Un cordelier ayant esté convié par un seigneur de basse Bretagne de venir disner chez luy, plusieurs personnes le raillèrent sur son embonpoint ; une entre autres le voulant entreprendre, luy dit d’un ton sérieux :
— Pouvez-vous bien, mon père, aller à pied si chargé de graisse ?
— Non, repartit-il aussitost, je suis contraint de me servir d’un asne, encore ne vaut-il guères.
Un autre de la compagnie voulant pousser le moine, luy dist :
— Je crois que vostre couvent ne manque pas d’en entretenir de bons.
— Pardonnez-moy, répondit le moine, nos asnes sont si maigres, qu’a peine peuvent-ils se soutenir ; ce n’est pas comme vostre mère qui en nourrit de gros et gras. Aussi a-t-elle mieux moyen que nous de les entretenir.
La repartie fut trouvée d’autant meilleure que celuy qui parlait à ce père s’appelait Martin. C’est d’où est venu cet ancien proverbe : La mère qui a nourri Martin a nourri un bel asne.

Sentir

Vidocq, 1837 : v. a. — Aimer.

Larchey, 1865 : Aimer (Vidocq). — Ne pas sentir : Détester. — On dit de même : Avoir dans le nez (quelqu’un qu’on ne peut sentir).
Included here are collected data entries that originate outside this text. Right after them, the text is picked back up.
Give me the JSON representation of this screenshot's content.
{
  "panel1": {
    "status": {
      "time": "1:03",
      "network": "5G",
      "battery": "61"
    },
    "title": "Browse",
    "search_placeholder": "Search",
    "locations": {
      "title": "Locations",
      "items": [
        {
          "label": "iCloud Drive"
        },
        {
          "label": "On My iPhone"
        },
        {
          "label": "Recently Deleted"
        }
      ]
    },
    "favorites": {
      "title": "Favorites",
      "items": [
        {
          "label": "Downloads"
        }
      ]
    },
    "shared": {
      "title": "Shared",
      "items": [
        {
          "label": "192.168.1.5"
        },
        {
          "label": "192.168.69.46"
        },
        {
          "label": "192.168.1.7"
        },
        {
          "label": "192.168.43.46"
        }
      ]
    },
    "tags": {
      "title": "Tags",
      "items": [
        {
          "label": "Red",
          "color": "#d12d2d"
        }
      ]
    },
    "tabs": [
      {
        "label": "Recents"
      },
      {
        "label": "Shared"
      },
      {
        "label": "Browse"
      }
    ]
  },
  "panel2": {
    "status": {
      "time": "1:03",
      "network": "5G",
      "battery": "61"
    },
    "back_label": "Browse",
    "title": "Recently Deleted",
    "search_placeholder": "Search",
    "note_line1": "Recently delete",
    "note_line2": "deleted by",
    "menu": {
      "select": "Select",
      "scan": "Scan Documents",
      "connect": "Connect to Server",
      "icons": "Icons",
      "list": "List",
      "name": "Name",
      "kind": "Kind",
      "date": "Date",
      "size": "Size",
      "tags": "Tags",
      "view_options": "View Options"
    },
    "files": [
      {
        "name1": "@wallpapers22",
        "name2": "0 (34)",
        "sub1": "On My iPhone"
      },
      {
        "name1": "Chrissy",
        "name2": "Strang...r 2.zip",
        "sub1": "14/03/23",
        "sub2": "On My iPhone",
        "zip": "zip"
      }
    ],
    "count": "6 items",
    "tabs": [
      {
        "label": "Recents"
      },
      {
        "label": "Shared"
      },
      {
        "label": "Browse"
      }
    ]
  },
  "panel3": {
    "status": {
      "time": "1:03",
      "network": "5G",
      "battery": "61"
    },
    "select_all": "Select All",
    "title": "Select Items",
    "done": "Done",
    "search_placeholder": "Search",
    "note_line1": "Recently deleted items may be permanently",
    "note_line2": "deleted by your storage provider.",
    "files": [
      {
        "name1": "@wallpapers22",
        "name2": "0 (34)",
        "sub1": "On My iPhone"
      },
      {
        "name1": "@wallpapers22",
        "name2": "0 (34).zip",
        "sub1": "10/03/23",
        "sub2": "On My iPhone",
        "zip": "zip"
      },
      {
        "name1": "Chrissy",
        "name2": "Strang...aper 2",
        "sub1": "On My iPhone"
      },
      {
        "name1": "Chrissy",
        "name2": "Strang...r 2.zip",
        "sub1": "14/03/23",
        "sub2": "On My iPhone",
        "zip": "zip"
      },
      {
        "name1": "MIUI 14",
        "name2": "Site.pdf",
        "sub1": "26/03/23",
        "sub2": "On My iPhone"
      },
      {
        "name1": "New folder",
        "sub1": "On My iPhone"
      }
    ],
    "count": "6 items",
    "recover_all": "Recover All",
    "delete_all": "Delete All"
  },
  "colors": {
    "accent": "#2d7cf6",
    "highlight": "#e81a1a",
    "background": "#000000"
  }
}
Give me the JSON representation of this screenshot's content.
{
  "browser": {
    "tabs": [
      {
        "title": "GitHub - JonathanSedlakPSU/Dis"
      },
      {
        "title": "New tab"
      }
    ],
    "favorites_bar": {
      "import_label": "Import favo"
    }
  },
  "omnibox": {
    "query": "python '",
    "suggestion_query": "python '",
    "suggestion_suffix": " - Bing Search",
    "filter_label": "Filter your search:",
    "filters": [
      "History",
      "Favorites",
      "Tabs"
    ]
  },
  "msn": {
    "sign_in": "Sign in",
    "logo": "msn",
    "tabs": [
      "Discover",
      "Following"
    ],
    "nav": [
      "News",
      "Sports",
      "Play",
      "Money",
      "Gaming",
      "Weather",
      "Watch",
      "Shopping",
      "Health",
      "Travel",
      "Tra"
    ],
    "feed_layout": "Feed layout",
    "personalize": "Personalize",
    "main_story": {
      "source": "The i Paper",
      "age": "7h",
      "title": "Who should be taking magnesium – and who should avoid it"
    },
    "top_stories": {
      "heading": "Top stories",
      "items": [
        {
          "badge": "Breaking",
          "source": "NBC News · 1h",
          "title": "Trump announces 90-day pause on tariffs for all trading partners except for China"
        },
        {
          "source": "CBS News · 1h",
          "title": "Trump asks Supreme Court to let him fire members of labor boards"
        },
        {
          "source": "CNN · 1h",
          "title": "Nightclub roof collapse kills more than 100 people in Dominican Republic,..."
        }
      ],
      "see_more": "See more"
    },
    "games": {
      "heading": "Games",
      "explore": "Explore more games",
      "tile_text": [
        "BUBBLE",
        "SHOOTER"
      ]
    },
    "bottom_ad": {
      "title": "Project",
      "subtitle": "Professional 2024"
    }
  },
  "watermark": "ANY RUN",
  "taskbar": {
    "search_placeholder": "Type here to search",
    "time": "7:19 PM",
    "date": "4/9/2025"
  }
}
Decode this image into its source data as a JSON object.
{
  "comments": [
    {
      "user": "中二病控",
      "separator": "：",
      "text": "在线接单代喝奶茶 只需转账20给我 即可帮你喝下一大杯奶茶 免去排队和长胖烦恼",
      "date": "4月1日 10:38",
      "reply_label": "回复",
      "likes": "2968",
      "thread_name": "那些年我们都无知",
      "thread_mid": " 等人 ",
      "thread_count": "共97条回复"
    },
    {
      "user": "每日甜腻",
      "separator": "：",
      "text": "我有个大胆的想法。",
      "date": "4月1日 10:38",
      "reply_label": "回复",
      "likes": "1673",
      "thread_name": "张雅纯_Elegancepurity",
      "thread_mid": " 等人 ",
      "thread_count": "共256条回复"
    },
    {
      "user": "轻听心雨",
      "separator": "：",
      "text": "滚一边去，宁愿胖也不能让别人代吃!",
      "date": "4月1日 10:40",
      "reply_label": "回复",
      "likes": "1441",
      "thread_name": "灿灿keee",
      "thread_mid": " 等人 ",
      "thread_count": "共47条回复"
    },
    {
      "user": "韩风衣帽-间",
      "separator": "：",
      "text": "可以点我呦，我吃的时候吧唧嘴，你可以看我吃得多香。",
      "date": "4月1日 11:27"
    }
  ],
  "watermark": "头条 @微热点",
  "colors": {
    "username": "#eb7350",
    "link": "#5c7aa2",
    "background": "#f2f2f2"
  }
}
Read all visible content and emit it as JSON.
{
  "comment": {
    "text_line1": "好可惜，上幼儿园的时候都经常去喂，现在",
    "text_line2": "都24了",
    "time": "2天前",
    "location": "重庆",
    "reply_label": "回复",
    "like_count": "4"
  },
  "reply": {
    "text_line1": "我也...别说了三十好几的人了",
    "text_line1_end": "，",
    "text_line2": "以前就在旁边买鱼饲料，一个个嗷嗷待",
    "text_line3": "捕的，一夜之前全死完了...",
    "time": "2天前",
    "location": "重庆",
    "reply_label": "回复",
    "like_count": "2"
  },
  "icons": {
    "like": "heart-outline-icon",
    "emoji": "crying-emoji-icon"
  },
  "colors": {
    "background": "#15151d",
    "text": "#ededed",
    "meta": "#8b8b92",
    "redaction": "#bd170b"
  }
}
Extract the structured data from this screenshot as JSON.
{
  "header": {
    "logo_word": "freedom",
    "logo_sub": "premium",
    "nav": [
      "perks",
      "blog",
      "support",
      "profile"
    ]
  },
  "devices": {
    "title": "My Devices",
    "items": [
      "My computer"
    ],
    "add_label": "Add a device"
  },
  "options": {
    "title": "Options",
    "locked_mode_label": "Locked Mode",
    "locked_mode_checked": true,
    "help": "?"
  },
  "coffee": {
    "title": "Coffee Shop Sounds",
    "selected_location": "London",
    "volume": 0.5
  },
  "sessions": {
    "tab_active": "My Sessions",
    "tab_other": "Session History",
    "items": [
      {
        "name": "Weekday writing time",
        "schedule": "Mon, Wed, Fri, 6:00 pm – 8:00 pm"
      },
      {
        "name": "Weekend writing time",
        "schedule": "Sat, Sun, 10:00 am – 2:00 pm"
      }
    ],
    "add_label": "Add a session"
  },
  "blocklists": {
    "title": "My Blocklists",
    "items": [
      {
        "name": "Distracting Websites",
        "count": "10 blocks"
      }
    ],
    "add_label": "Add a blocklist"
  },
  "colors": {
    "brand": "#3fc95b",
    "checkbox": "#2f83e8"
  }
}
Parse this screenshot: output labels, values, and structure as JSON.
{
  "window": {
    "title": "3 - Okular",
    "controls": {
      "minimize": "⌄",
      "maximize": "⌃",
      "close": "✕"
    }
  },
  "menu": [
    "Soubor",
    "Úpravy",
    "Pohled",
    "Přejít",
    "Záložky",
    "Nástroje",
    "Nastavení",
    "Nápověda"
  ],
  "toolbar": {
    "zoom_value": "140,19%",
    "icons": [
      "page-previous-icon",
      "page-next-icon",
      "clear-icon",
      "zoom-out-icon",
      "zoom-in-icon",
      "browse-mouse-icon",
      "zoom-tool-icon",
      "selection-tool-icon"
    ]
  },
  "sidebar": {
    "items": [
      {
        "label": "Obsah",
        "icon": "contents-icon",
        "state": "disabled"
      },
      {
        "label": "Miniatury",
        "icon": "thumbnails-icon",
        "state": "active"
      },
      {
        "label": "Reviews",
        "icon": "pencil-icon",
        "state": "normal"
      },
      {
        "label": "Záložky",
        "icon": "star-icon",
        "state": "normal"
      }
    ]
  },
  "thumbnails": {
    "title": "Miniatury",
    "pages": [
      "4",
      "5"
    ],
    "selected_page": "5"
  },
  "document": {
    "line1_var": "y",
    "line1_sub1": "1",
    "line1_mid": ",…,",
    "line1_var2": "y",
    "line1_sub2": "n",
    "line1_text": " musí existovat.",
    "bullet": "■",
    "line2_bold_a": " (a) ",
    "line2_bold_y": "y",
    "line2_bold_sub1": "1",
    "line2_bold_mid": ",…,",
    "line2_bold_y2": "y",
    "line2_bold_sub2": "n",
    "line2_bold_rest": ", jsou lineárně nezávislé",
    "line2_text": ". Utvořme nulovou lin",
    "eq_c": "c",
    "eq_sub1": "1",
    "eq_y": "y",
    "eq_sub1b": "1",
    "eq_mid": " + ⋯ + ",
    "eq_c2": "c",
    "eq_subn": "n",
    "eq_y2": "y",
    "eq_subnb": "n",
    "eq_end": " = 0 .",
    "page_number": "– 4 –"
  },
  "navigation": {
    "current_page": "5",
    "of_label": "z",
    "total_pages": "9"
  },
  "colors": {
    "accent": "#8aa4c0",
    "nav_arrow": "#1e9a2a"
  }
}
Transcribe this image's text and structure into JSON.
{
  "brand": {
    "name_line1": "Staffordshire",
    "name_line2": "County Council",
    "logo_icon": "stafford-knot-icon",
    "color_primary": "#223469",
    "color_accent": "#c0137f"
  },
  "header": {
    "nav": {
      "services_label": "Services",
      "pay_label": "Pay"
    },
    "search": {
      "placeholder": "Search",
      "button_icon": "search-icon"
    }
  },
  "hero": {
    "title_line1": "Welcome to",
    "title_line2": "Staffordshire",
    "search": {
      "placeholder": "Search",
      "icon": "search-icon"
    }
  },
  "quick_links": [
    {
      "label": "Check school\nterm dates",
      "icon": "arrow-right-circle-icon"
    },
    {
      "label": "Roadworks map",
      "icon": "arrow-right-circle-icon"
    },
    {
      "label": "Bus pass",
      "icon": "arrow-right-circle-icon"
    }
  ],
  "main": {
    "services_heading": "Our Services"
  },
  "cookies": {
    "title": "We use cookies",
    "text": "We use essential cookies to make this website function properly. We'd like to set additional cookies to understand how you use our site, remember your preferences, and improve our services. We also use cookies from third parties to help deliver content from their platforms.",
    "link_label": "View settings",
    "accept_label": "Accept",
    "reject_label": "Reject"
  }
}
Delvau, 1866 : v. a. Aimer, — dans l’argot du peuple, qui emploie surtout ce verbe avec la négative. Ne pas pouvoir sentir quelqu’un. Avoir répugnance à le rencontrer, à lui parler, le haïr enfin. On dit aussi Avoir dans le nez.

Rigaud, 1881 : Aimer. — Ne pas pouvoir sentir, détester. — Se sentir les coudes, être unis, se soutenir entre camarades.

Quand ils seront groupés, lorsqu’ils se sentiront les coudes, ce sera bien plus amusant.

(Figaro, du 14 juillet 1880)

Sentir les coudes (se)

France, 1907 : S’appuyer mutuellement, se soutenir comme les hommes d’un peloton qui se touchent les coudes pour se maintenir dans l’alignement. Dans la cavalerie, on sent la botte.